Bill was sitting right next to me. He didn’t ask Bill. And Bill, of course, didn’t hear the question. He was on the computer, otherwise focused.
“Bill,” I said, “did you hear that?”
“Huh? What?” Bill mumbled, looking away from the computer screen, as if we had distracted him from something very important.
“Shane would like to have some special time with you,” I told him. “Do you think you could do that?”
“Sure,” Bill said. “Just give me a few minutes.”
Eventually, they had some special time together. They went shopping for Pokemon cards and Shane was happy as could be. But I had to wonder how their special time works together.
Dylan has ADHD, and he has been diagnosed with it, so Bill probably has ADHD, too. He’s never been diagnosed, but the more I learn about Dylan, the more I learn about Bill.
For whatever reason, it is incredibly frustrating with Bill. I feel like he should have outgrown some of this disorganization, this inability to hear what’s being said to him – or even around him. Like he should be over it by now. Like it’s his fault, since he hasn’t figured out a better way to be.
I never worry about Bill and Dylan together. They think the same way. They communicate the same way.
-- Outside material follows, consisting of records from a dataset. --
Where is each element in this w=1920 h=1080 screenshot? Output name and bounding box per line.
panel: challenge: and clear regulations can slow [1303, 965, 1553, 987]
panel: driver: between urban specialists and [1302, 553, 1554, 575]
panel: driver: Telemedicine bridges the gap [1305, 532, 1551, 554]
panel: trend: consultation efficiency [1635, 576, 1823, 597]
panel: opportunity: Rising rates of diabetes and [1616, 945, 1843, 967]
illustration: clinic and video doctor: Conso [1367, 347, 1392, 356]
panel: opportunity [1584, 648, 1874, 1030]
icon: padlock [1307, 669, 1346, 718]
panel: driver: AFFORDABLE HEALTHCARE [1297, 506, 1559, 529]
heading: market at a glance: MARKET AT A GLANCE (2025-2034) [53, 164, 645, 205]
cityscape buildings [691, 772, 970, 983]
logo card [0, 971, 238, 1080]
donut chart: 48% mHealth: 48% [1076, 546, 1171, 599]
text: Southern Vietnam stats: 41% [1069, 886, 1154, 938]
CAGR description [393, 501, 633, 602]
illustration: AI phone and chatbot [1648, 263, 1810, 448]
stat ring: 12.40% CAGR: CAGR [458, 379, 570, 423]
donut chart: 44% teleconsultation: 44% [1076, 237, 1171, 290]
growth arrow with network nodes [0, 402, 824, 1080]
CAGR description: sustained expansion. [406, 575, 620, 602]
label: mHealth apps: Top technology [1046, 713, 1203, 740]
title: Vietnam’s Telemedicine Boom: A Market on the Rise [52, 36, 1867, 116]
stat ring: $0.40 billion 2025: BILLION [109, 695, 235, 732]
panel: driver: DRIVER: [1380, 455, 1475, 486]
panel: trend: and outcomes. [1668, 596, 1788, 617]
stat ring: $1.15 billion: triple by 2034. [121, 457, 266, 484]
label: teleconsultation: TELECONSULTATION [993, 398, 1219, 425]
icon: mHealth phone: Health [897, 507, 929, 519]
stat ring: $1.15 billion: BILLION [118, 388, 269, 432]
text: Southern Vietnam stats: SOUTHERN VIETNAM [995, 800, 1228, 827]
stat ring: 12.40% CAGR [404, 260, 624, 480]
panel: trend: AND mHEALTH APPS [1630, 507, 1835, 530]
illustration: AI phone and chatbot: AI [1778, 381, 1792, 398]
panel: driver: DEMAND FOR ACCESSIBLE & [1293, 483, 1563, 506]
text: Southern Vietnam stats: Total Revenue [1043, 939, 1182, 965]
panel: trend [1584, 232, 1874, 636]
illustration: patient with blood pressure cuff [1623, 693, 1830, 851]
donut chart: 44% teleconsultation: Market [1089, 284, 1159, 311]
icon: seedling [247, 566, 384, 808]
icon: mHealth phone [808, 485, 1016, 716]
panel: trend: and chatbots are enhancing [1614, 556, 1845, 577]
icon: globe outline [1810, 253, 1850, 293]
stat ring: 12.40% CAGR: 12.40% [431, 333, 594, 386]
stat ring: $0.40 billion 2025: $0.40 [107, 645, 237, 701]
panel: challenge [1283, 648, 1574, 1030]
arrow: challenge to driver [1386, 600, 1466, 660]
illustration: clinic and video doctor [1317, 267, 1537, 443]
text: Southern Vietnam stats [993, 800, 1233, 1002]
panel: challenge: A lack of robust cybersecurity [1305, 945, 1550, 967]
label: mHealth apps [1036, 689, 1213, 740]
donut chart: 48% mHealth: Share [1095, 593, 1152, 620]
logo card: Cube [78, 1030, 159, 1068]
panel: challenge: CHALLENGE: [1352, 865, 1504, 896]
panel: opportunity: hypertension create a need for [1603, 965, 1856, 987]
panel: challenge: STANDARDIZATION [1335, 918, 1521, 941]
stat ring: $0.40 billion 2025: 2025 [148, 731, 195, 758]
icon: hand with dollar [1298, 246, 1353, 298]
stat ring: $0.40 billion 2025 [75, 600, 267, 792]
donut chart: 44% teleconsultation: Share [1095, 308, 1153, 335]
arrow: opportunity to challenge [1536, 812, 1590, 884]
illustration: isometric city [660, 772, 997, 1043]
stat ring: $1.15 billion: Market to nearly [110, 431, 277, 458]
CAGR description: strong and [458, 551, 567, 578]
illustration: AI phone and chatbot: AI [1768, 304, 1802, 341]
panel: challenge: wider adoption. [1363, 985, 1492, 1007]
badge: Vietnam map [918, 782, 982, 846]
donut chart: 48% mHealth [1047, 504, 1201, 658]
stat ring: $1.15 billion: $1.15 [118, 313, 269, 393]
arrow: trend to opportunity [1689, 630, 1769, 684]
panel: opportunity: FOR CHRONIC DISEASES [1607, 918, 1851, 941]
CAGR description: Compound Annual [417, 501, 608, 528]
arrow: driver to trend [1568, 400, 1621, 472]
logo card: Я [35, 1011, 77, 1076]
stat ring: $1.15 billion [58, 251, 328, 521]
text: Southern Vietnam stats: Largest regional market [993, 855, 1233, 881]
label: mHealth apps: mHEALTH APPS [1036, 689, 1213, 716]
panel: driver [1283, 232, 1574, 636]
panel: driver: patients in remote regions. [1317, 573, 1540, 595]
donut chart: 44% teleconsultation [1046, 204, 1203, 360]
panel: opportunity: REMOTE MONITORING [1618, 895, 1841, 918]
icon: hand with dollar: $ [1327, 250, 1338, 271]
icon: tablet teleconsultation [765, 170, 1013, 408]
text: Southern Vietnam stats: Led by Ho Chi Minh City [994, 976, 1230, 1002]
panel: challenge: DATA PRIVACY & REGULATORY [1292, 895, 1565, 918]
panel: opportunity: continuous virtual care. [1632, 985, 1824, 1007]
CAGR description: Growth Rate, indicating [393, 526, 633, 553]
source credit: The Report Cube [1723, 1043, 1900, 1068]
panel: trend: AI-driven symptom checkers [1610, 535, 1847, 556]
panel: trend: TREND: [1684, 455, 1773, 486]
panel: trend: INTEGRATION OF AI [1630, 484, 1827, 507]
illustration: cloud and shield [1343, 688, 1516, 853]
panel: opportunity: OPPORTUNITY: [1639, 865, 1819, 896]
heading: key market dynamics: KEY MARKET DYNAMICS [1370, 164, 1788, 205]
Dylan is never ignored – or if he is, he doesn’t notice it.
Shane, however, thinks differently. Between vision processing disorder and his generally quiet, focused, philosophical demeanor, Shane is different than Bill.
We were in a line for a ski lift this weekend for half an hour. We got in the singles line, hoping it would be faster. Bill got in front of Shane and I was four people in front of Bill. I looked back several times. Not once did Bill turn around to talk to Shane, the little guy behind him, all alone in the line.
It was prime “special time” for the pair, but Bill didn’t even think about it. He was focused on getting to the front of the line, moving his skis three inches at a time.
I treasure that time with Shane – every moment that we’re stuck in a line together, or in a waiting room, or having nothing to do. We make up games, talk about our favorite things, plan for upcoming vacations (even if they’re months away).
Shane and I think the same way. It’s easy for us to have special time together – anytime.
Bill and Shane are going to have to find their own way, forge their own type of relationship.
Sometimes for me, though, it’s just painful to watch.